Cela n’étant pas dans les prérogatives de l’État, cette requalification reposera sur les collectivités locales, ville et région (voire département si cette voie bascule en RD). A la lecture des rapports et à écouter les responsables de la DREAL, il semble se dessiner une certaine hésitation des services de l’État concernant la requalification ce boulevard, conscients de la difficulté de sa réalisation. C’est une interpellation supplémentaire : sans une correcte requalification de la RN113 ce projet fait-il sens ?
Or en restant en 2*2 voies, ce qui semble inéluctable vu le trafic annoncé, on rate l’objectif de requalification urbaine et également d’amélioration de la qualité de vie des habitants. On déplace une partie de la nuisance du moment. A 3km on n’éloigne pas la pollution ou le bruit, juste une partie. Si certaines zones habitées seront moins impactées par la pollution d’autres le seront plus. Barriol, les Semestre ou le Plan du Bourg seront ainsi enclavés entre une autoroute et une 2*2 voies. Peut-on alors parler d’objectif atteint? Ce qui importe à l’État est de réaliser cette continuité autoroutière, plus que la qualité de vie des arlésiens.

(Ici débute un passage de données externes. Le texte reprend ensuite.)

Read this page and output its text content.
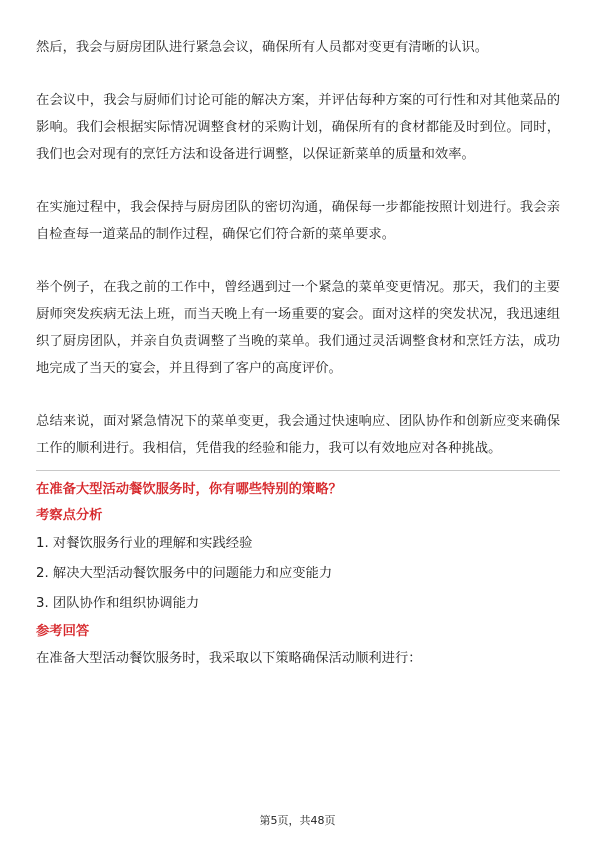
然后，我会与厨房团队进行紧急会议，确保所有人员都对变更有清晰的认识。

在会议中，我会与厨师们讨论可能的解决方案，并评估每种方案的可行性和对其他菜品的影响。我们会根据实际情况调整食材的采购计划，确保所有的食材都能及时到位。同时，我们也会对现有的烹饪方法和设备进行调整，以保证新菜单的质量和效率。

在实施过程中，我会保持与厨房团队的密切沟通，确保每一步都能按照计划进行。我会亲自检查每一道菜品的制作过程，确保它们符合新的菜单要求。

举个例子，在我之前的工作中，曾经遇到过一个紧急的菜单变更情况。那天，我们的主要厨师突发疾病无法上班，而当天晚上有一场重要的宴会。面对这样的突发状况，我迅速组织了厨房团队，并亲自负责调整了当晚的菜单。我们通过灵活调整食材和烹饪方法，成功地完成了当天的宴会，并且得到了客户的高度评价。

总结来说，面对紧急情况下的菜单变更，我会通过快速响应、团队协作和创新应变来确保工作的顺利进行。我相信，凭借我的经验和能力，我可以有效地应对各种挑战。

在准备大型活动餐饮服务时，你有哪些特别的策略？
考察点分析
1. 对餐饮服务行业的理解和实践经验
2. 解决大型活动餐饮服务中的问题能力和应变能力
3. 团队协作和组织协调能力
参考回答

在准备大型活动餐饮服务时，我采取以下策略确保活动顺利进行：

第5页，共48页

4. Perspectives territoriales
Ce projet de contournement autoroutier se présente au même moment que d’autres projets routiers : autoroute Fos-Salon, doublement de la RD268, LEO à Avignon…
Tous ces projets ont un impact très lourd sur les terres agricoles et naturelles, le contournement d’Arles en est le bouquet.

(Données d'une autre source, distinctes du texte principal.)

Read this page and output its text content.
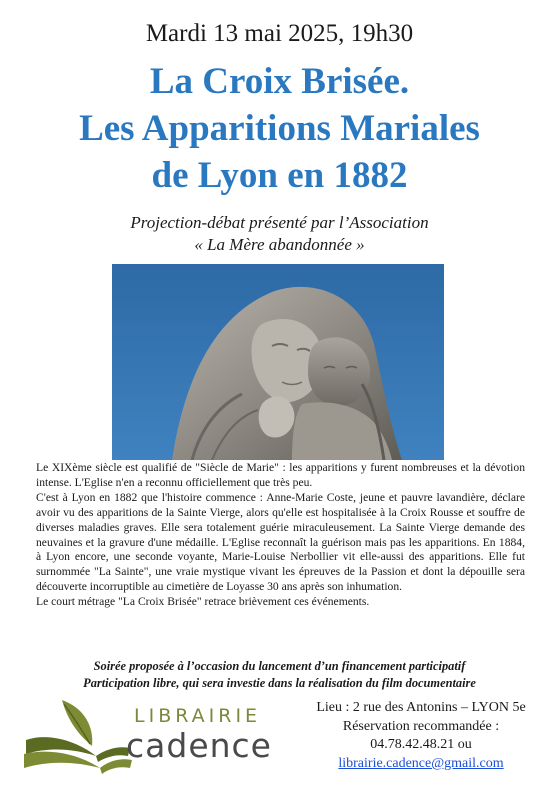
Mardi 13 mai 2025, 19h30
La Croix Brisée.
Les Apparitions Mariales
de Lyon en 1882
Projection-débat présenté par l’Association
« La Mère abandonnée »

Le XIXème siècle est qualifié de "Siècle de Marie" : les apparitions y furent nombreuses et la dévotion intense. L'Eglise n'en a reconnu officiellement que très peu.

C'est à Lyon en 1882 que l'histoire commence : Anne-Marie Coste, jeune et pauvre lavandière, déclare avoir vu des apparitions de la Sainte Vierge, alors qu'elle est hospitalisée à la Croix Rousse et souffre de diverses maladies graves. Elle sera totalement guérie miraculeusement. La Sainte Vierge demande des neuvaines et la gravure d'une médaille. L'Eglise reconnaît la guérison mais pas les apparitions. En 1884, à Lyon encore, une seconde voyante, Marie-Louise Nerbollier vit elle-aussi des apparitions. Elle fut surnommée "La Sainte", une vraie mystique vivant les épreuves de la Passion et dont la dépouille sera découverte incorruptible au cimetière de Loyasse 30 ans après son inhumation.

Le court métrage "La Croix Brisée" retrace brièvement ces événements.

Soirée proposée à l’occasion du lancement d’un financement participatif
Participation libre, qui sera investie dans la réalisation du film documentaire
LIBRAIRIE
cadence
Lieu : 2 rue des Antonins – LYON 5e
Réservation recommandée :
04.78.42.48.21 ou
librairie.cadence@gmail.com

Le contrat d’avenir que la Région s’apprête à signer avec l’État semble assez navrant pour la transition énergétique et écologique. La plupart des modifications de budget portent sur plus d’investissements pour les projets d’infrastructures routières. L’ouest du département des Bouches du Rhône en porte la plus grande partie. Avec des budgets totalement disproportionnés dans une région qui a tant besoin d’investissements dans le rail ou dans le social. Comment justifier à l’échelle de la COP21 qu’on puisse oser prôner un tel projet ?
Doit-on favoriser le routier ? Peut-on imaginer des aménagements pour améliorer l’existant ? Comment mieux gérer le flux ? Il y a matière à discuter. Malheureusement la concertation actuelle, malgré l’évolution de la société et les crises que nous vivons en ce moment, ne le permet pas. Contrairement au débat public actuel sur la liaison Fos/Salon où les services de l’État ont pu remarquer à quel point les questions des différentes modalités (rail, fluvial) ont été mises en avant par les citoyens.